It's certainly possible to use the word2vec algorithm to train up 'dense embeddings' for things like keywords, tags, categories, and so forth. It's been done, sometimes beneficially.
Whether it's a good idea in your case will depend on your data & goals – the only way to know for sure is to try it, and evaluate the results versus your alternatives. (For example, if the number of categories is modest from a controlled vocabulary, one-hot encoding of the categories may be practical, and depending on the kind of binary classifier you use downstream, the classifier may itself be able to learn the same sorts of subtle interrelationships between categories that could also otherwise be learned via a word2vec model. On the other hand, if categories are very numerous & chaotic, the pre-step of 'compressing' them into a smaller-dimensional space, where similar categories have similar representational vectors, may be more helpful.)

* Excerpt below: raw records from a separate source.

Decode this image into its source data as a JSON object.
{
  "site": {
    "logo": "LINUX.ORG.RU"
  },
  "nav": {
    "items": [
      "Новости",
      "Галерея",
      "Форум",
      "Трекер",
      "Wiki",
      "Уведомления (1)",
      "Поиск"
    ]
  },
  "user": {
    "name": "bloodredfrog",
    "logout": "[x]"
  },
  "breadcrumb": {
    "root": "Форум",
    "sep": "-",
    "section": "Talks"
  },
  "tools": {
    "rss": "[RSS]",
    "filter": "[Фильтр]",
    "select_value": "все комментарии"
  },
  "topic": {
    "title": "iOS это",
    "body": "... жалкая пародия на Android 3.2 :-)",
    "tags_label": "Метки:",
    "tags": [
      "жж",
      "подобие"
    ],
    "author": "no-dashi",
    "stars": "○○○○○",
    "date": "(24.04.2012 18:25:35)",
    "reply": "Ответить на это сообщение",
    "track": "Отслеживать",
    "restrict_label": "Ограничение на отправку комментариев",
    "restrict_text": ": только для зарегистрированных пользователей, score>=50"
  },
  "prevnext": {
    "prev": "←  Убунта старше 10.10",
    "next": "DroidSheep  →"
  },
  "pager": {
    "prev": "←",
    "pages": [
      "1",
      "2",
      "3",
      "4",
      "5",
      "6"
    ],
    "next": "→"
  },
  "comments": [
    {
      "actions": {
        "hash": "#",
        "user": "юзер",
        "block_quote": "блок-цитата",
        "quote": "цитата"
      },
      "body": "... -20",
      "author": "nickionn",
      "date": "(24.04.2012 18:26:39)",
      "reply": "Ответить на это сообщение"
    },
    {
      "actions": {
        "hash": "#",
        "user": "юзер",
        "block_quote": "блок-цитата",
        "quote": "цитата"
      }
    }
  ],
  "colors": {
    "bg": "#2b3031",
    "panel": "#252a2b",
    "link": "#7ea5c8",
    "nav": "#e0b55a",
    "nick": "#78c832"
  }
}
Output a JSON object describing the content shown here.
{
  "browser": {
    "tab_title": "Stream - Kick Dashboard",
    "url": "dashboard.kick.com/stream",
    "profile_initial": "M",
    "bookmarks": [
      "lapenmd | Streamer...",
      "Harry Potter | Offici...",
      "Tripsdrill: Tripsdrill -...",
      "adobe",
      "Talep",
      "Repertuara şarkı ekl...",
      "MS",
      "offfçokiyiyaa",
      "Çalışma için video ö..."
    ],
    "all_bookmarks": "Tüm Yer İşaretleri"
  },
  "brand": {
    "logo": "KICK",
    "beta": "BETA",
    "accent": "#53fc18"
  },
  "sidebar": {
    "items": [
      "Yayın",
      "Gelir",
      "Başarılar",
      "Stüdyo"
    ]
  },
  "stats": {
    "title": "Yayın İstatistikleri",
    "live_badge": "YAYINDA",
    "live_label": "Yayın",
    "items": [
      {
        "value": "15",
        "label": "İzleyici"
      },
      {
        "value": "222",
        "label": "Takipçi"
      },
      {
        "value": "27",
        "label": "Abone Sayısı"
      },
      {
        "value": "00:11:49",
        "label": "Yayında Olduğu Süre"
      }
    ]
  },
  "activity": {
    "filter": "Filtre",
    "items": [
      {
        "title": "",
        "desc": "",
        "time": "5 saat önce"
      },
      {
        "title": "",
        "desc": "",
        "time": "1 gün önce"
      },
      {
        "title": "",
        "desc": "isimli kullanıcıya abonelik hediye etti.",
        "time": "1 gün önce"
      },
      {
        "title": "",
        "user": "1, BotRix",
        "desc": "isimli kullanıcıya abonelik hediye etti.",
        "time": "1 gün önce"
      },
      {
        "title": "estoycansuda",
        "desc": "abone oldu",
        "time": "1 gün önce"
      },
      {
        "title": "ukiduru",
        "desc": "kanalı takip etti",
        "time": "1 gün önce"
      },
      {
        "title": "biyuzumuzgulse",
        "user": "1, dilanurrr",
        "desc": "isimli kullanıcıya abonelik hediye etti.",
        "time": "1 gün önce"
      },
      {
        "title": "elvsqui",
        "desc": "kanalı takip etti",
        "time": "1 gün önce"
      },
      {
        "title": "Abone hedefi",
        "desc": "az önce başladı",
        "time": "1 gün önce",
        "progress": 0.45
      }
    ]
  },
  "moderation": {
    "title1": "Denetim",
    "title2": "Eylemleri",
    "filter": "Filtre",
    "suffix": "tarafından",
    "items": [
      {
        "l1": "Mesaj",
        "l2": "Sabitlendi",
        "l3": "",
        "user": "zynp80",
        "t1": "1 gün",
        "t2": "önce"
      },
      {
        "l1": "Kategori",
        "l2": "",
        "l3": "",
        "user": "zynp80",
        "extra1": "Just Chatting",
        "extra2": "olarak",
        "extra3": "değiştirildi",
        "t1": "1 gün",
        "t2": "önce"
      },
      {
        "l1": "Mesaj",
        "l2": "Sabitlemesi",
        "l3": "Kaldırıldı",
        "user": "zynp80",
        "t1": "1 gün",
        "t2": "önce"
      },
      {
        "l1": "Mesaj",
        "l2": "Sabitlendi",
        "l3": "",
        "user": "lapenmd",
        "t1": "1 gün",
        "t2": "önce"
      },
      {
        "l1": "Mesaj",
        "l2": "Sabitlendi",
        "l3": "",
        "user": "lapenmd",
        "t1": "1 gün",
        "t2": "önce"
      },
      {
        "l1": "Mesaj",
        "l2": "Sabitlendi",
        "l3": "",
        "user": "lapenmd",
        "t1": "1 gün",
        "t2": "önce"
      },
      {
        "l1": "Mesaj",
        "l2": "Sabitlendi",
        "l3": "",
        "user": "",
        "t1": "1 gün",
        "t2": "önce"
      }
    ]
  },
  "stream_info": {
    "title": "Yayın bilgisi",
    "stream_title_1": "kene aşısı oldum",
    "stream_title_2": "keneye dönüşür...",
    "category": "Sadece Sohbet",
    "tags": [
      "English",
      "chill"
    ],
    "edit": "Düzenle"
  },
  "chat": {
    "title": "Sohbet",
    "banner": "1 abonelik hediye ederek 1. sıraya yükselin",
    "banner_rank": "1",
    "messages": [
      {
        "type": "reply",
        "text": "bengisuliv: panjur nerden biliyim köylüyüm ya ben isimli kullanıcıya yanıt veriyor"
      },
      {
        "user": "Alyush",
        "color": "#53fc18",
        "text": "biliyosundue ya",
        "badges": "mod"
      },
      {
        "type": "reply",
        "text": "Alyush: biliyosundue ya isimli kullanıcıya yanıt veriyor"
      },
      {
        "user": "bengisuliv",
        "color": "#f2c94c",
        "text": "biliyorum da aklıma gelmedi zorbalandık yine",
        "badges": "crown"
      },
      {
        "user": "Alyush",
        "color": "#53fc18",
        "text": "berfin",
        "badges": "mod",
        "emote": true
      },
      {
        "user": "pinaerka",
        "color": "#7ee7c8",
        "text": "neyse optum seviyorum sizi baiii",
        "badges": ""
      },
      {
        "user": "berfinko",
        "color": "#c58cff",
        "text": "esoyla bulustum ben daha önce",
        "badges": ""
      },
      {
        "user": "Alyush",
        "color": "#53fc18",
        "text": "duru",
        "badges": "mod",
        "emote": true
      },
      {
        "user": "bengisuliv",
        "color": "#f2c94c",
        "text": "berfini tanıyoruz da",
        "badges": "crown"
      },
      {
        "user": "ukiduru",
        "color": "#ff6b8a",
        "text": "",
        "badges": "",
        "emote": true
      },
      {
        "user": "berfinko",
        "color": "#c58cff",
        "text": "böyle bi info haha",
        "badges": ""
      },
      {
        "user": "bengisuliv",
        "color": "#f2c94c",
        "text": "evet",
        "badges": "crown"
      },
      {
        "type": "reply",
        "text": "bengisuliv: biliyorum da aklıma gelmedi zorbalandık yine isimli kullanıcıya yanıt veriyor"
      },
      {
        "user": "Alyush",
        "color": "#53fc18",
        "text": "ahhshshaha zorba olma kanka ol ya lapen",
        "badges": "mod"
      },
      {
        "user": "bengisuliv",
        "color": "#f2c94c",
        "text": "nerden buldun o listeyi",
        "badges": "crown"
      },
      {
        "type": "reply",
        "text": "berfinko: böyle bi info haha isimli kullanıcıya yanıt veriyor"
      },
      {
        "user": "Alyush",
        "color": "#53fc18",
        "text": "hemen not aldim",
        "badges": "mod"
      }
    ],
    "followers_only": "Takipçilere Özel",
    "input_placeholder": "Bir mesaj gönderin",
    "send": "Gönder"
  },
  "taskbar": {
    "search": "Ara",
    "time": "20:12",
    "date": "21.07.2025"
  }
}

That such tokens don't quite have the same frequency distributions & surrounding contexts as true natural language text may mean it's worth trying a wider range of non-default training options on any word2vec model.
In particular, if your categories don't have a natural ordering giving rise to meaningful near-neighbors relationships, using a giant window
(so all words in a single 'text' are in each others' contexts) may be worth considering.
Recent versions of the Python gensim
Word2Vec
allow changing a parameter named ns_exponent
– which was fixed at 0.75
in many early implementations, but at least one paper has suggested can usefully vary far from that value for certain corpus data and recommendation-like applications.